Versão de testemunhas pode definir indiciamento de motorista
Os rumos da investigação a respeito do atropelamento de duas mulheres em frente à Cadeia Pública Hildebrando de Souza devem começar a ser definidos a partir dos depoimentos das vítimas, de acordo com a Polícia Civil.
Jonathan Alves, de 22 anos, prestou depoimento na noite da última segunda-feira (8) na 13ª Subdivisão Policial. O rapaz conversou com o delegado responsável pelo caso, Flávio Zanin.
Zanin explicou a linha de defesa do motorista.

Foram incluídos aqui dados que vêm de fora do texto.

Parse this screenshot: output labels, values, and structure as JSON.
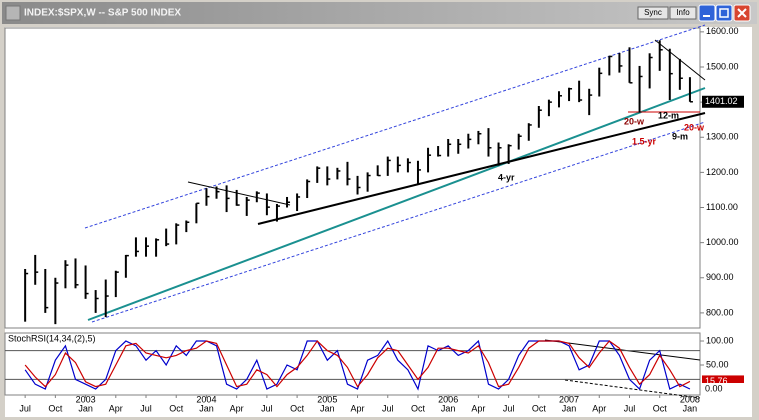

Ele teria dito que voltava de viagem e, sem descansar, aceitou o convite de alguns amigos para ir até o penúltimo dia da 25ª Münchenfest. Após ficar a noite toda acordado, Jonathan acabou cochilando ao volante enquanto voltava para casa - por volta das 7h do domingo (9). Com isso, ele teria subido na calçada onde algumas pessoas aguardavam o horário de visitas no presídio e acabou atropelando, sem intenção, duas mulheres. Elas estão internadas em estado grave.

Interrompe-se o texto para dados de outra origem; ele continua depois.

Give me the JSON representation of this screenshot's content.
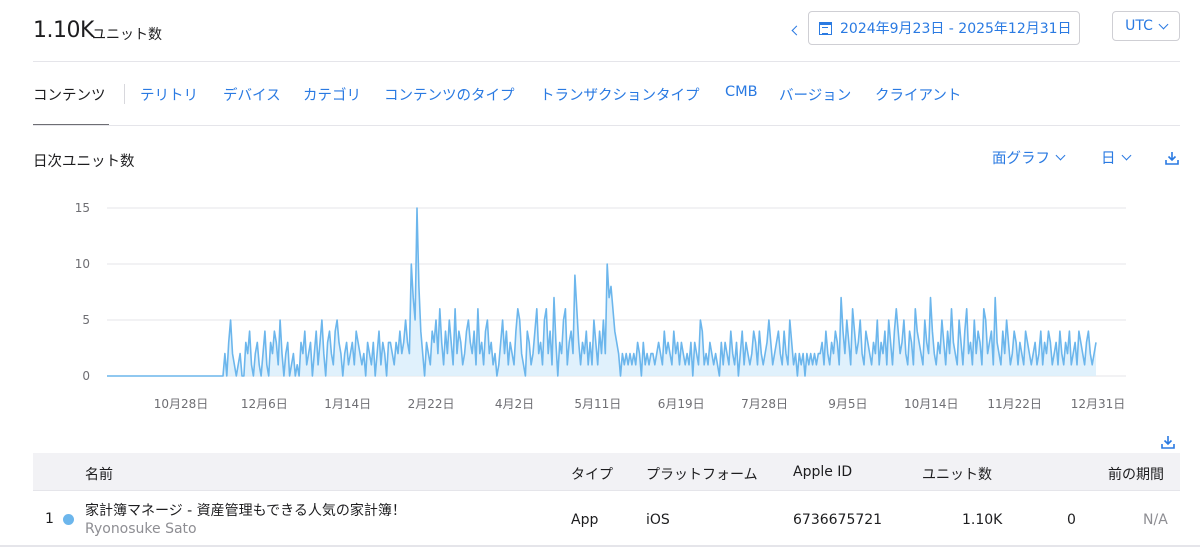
{
  "summary": {
    "total_value": "1.10K",
    "total_label": "ユニット数"
  },
  "date_range": {
    "label": "2024年9月23日 - 2025年12月31日"
  },
  "timezone": {
    "selected": "UTC"
  },
  "tabs": [
    {
      "label": "コンテンツ",
      "active": true
    },
    {
      "label": "テリトリ"
    },
    {
      "label": "デバイス"
    },
    {
      "label": "カテゴリ"
    },
    {
      "label": "コンテンツのタイプ"
    },
    {
      "label": "トランザクションタイプ"
    },
    {
      "label": "CMB"
    },
    {
      "label": "バージョン"
    },
    {
      "label": "クライアント"
    }
  ],
  "chart_panel": {
    "title": "日次ユニット数",
    "chart_type": "面グラフ",
    "interval": "日"
  },
  "chart_data": {
    "type": "area",
    "title": "日次ユニット数",
    "xlabel": "",
    "ylabel": "",
    "ylim": [
      0,
      15
    ],
    "yticks": [
      "0",
      "5",
      "10",
      "15"
    ],
    "xticks": [
      "10月28日",
      "12月6日",
      "1月14日",
      "2月22日",
      "4月2日",
      "5月11日",
      "6月19日",
      "7月28日",
      "9月5日",
      "10月14日",
      "11月22日",
      "12月31日"
    ],
    "grid": true,
    "colors": {
      "line": "#6cb6ec",
      "fill": "#dbeefb"
    },
    "x_start": "2024-09-23",
    "x_end": "2025-12-31",
    "series": [
      {
        "values": [
          0,
          0,
          0,
          0,
          0,
          0,
          0,
          0,
          0,
          0,
          0,
          0,
          0,
          0,
          0,
          0,
          0,
          0,
          0,
          0,
          0,
          0,
          0,
          0,
          0,
          0,
          0,
          0,
          0,
          0,
          0,
          0,
          0,
          0,
          0,
          0,
          0,
          0,
          0,
          0,
          0,
          0,
          0,
          0,
          0,
          0,
          0,
          0,
          0,
          0,
          0,
          0,
          0,
          0,
          0,
          0,
          0,
          0,
          0,
          0,
          0,
          0,
          2,
          0,
          3,
          5,
          2,
          1,
          0,
          1,
          2,
          0,
          0,
          3,
          2,
          4,
          1,
          0,
          2,
          3,
          1,
          0,
          2,
          4,
          1,
          0,
          3,
          2,
          4,
          3,
          1,
          5,
          2,
          0,
          2,
          3,
          0,
          1,
          2,
          0,
          1,
          0,
          3,
          2,
          4,
          1,
          2,
          3,
          0,
          2,
          4,
          1,
          3,
          5,
          2,
          0,
          3,
          4,
          2,
          1,
          4,
          5,
          3,
          2,
          0,
          2,
          3,
          1,
          2,
          3,
          1,
          4,
          3,
          2,
          1,
          2,
          0,
          3,
          2,
          1,
          3,
          0,
          2,
          4,
          1,
          3,
          2,
          0,
          3,
          3,
          2,
          1,
          3,
          2,
          4,
          2,
          3,
          5,
          3,
          2,
          10,
          7,
          5,
          15,
          8,
          4,
          2,
          0,
          3,
          2,
          1,
          4,
          3,
          5,
          2,
          6,
          3,
          1,
          4,
          2,
          5,
          3,
          1,
          6,
          2,
          4,
          3,
          1,
          2,
          4,
          5,
          3,
          2,
          4,
          1,
          6,
          2,
          3,
          1,
          4,
          5,
          2,
          3,
          1,
          2,
          0,
          1,
          3,
          5,
          2,
          4,
          1,
          3,
          2,
          1,
          4,
          6,
          5,
          2,
          1,
          0,
          4,
          3,
          1,
          2,
          4,
          6,
          2,
          3,
          1,
          5,
          6,
          2,
          4,
          1,
          7,
          3,
          0,
          3,
          2,
          5,
          6,
          1,
          3,
          4,
          2,
          9,
          6,
          3,
          1,
          3,
          2,
          4,
          1,
          3,
          1,
          5,
          3,
          1,
          4,
          2,
          5,
          2,
          10,
          7,
          8,
          6,
          4,
          3,
          2,
          0,
          2,
          1,
          2,
          1,
          2,
          1,
          2,
          1,
          3,
          2,
          0,
          3,
          1,
          2,
          1,
          2,
          2,
          1,
          2,
          3,
          2,
          1,
          4,
          2,
          3,
          2,
          1,
          4,
          2,
          3,
          1,
          3,
          2,
          1,
          2,
          1,
          3,
          0,
          3,
          2,
          1,
          5,
          4,
          1,
          2,
          1,
          3,
          2,
          1,
          2,
          1,
          0,
          3,
          1,
          3,
          2,
          1,
          4,
          2,
          1,
          3,
          0,
          2,
          4,
          1,
          3,
          2,
          1,
          2,
          4,
          3,
          1,
          4,
          2,
          1,
          2,
          3,
          5,
          3,
          1,
          2,
          3,
          4,
          2,
          1,
          4,
          2,
          1,
          5,
          3,
          1,
          2,
          0,
          2,
          1,
          2,
          0,
          2,
          1,
          2,
          1,
          2,
          1,
          2,
          2,
          3,
          1,
          4,
          2,
          1,
          3,
          2,
          4,
          3,
          1,
          7,
          4,
          2,
          5,
          3,
          1,
          6,
          4,
          2,
          3,
          5,
          2,
          1,
          4,
          3,
          2,
          1,
          3,
          2,
          5,
          1,
          3,
          2,
          4,
          1,
          5,
          3,
          1,
          4,
          6,
          4,
          2,
          3,
          5,
          2,
          1,
          4,
          3,
          1,
          6,
          4,
          3,
          2,
          1,
          5,
          3,
          2,
          7,
          4,
          2,
          1,
          3,
          2,
          5,
          3,
          1,
          4,
          2,
          6,
          3,
          2,
          1,
          5,
          3,
          1,
          4,
          6,
          2,
          3,
          1,
          5,
          2,
          4,
          3,
          1,
          6,
          5,
          2,
          3,
          4,
          1,
          7,
          3,
          2,
          1,
          4,
          2,
          5,
          3,
          1,
          2,
          4,
          3,
          1,
          3,
          2,
          1,
          4,
          3,
          2,
          1,
          2,
          3,
          1,
          2,
          4,
          1,
          3,
          2,
          4,
          3,
          1,
          2,
          3,
          1,
          4,
          2,
          1,
          3,
          2,
          4,
          1,
          2,
          3,
          1,
          4,
          3,
          2,
          1,
          3,
          4,
          2,
          1,
          2,
          3
        ]
      }
    ]
  },
  "table": {
    "columns": [
      "名前",
      "タイプ",
      "プラットフォーム",
      "Apple ID",
      "ユニット数",
      "前の期間"
    ],
    "rows": [
      {
        "rank": "1",
        "name": "家計簿マネージ - 資産管理もできる人気の家計簿！",
        "developer": "Ryonosuke Sato",
        "type": "App",
        "platform": "iOS",
        "apple_id": "6736675721",
        "units": "1.10K",
        "previous": "0",
        "change": "N/A"
      }
    ]
  }
}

Apesar do motorista garantir que não bebeu durante a noite, o delegado não descartou a hipótese de que ele possa ter consumido algum tipo de bebida alcoólica - principalmente pela característica do evento em que estava, a ‘Festa Nacional do Chope Escuro’. O advogado de Jonathan, Laertes Costa Junior, em entrevista para o Portal ARede, afirmou que existem testemunhas que garantam que o rapaz não teria bebido durante a noite.
O delegado Flávio Zanin não encontrou, na versão de Jonathan, nenhum elemento que caracterize a ação como intencional. No entanto, ressaltou que a versão precisa ser checada. “Temos que precisar todas as informações colhidas antes de tomar qualquer posicionamento. Pelo depoimento de Jonathan, parece que não houve nenhuma intenção em atropelar as vítimas. Mas é necessário mais informações para chegar a uma conclusão”, destacou o Zanin.

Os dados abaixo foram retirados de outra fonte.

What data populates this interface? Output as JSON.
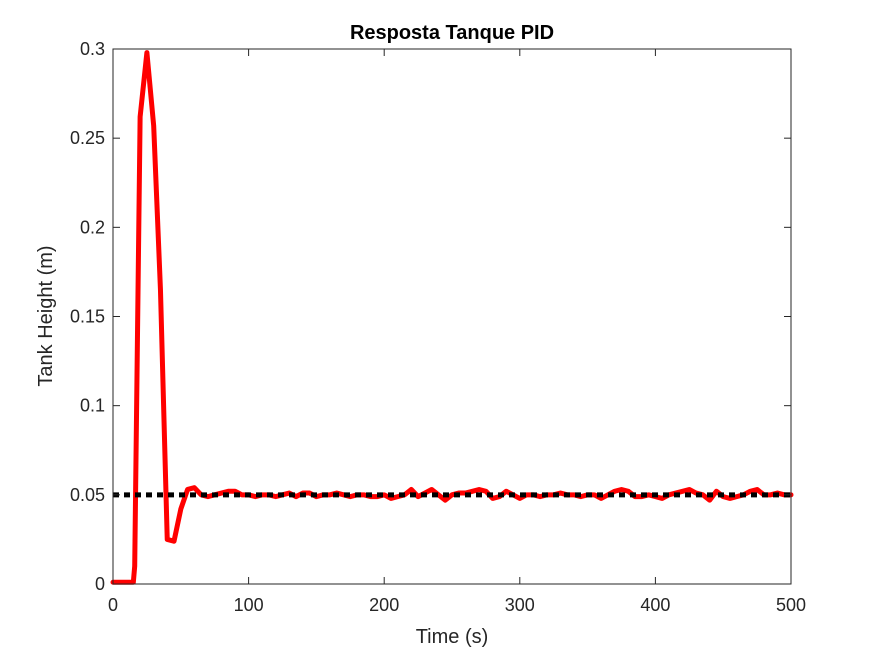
{
  "chart_data": {
    "type": "line",
    "title": "Resposta Tanque PID",
    "xlabel": "Time (s)",
    "ylabel": "Tank Height (m)",
    "xlim": [
      0,
      500
    ],
    "ylim": [
      0,
      0.3
    ],
    "xticks": [
      0,
      100,
      200,
      300,
      400,
      500
    ],
    "xtick_labels": [
      "0",
      "100",
      "200",
      "300",
      "400",
      "500"
    ],
    "yticks": [
      0,
      0.05,
      0.1,
      0.15,
      0.2,
      0.25,
      0.3
    ],
    "ytick_labels": [
      "0",
      "0.05",
      "0.1",
      "0.15",
      "0.2",
      "0.25",
      "0.3"
    ],
    "grid": false,
    "series": [
      {
        "style": "solid",
        "color": "#ff0000",
        "x": [
          0,
          5,
          10,
          15,
          16,
          20,
          25,
          30,
          35,
          40,
          45,
          50,
          55,
          60,
          65,
          70,
          75,
          80,
          85,
          90,
          95,
          100,
          105,
          110,
          115,
          120,
          125,
          130,
          135,
          140,
          145,
          150,
          155,
          160,
          165,
          170,
          175,
          180,
          185,
          190,
          195,
          200,
          205,
          210,
          215,
          220,
          225,
          230,
          235,
          240,
          245,
          250,
          255,
          260,
          265,
          270,
          275,
          280,
          285,
          290,
          295,
          300,
          305,
          310,
          315,
          320,
          325,
          330,
          335,
          340,
          345,
          350,
          355,
          360,
          365,
          370,
          375,
          380,
          385,
          390,
          395,
          400,
          405,
          410,
          415,
          420,
          425,
          430,
          435,
          440,
          445,
          450,
          455,
          460,
          465,
          470,
          475,
          480,
          485,
          490,
          495,
          500
        ],
        "y": [
          0.001,
          0.001,
          0.001,
          0.001,
          0.01,
          0.262,
          0.298,
          0.257,
          0.165,
          0.025,
          0.024,
          0.042,
          0.053,
          0.054,
          0.05,
          0.049,
          0.05,
          0.051,
          0.052,
          0.052,
          0.05,
          0.05,
          0.049,
          0.05,
          0.05,
          0.049,
          0.05,
          0.051,
          0.049,
          0.051,
          0.051,
          0.049,
          0.05,
          0.05,
          0.051,
          0.05,
          0.049,
          0.05,
          0.05,
          0.049,
          0.049,
          0.05,
          0.048,
          0.049,
          0.05,
          0.053,
          0.049,
          0.051,
          0.053,
          0.05,
          0.047,
          0.05,
          0.051,
          0.051,
          0.052,
          0.053,
          0.052,
          0.048,
          0.049,
          0.052,
          0.05,
          0.048,
          0.05,
          0.05,
          0.049,
          0.05,
          0.05,
          0.051,
          0.05,
          0.05,
          0.049,
          0.05,
          0.05,
          0.048,
          0.05,
          0.052,
          0.053,
          0.052,
          0.049,
          0.049,
          0.05,
          0.049,
          0.048,
          0.05,
          0.051,
          0.052,
          0.053,
          0.051,
          0.05,
          0.047,
          0.052,
          0.049,
          0.048,
          0.049,
          0.05,
          0.052,
          0.053,
          0.05,
          0.05,
          0.051,
          0.05,
          0.05
        ]
      },
      {
        "style": "dotted",
        "color": "#000000",
        "x": [
          0,
          500
        ],
        "y": [
          0.05,
          0.05
        ]
      }
    ]
  }
}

Como não houve flagrante, Jonathan foi liberado pela polícia após o depoimento. O delegado confirmou que o rapaz será indiciado, mas a tipificação do caso ainda não está definida. O motorista pode responder por lesão corporal dupla ou por duplo homicício tentado, dependendo do resultado das investigações.
Vítimas devem ser ouvidas em breve
O próximo passo da Polícia Civil é colher depoimentos de testemunhas - inclusive das duas vítimas. Uma delas, de 25 anos e grávida, está com o quadro clínico estável e apresentou melhoras nos últimos dias. A outra, de 47 anos, ainda não consegue se comunicar e segue internada em uma Unidade de Terapia Intensiva (UTI). As duas devem ser ouvidas somente após receber alta.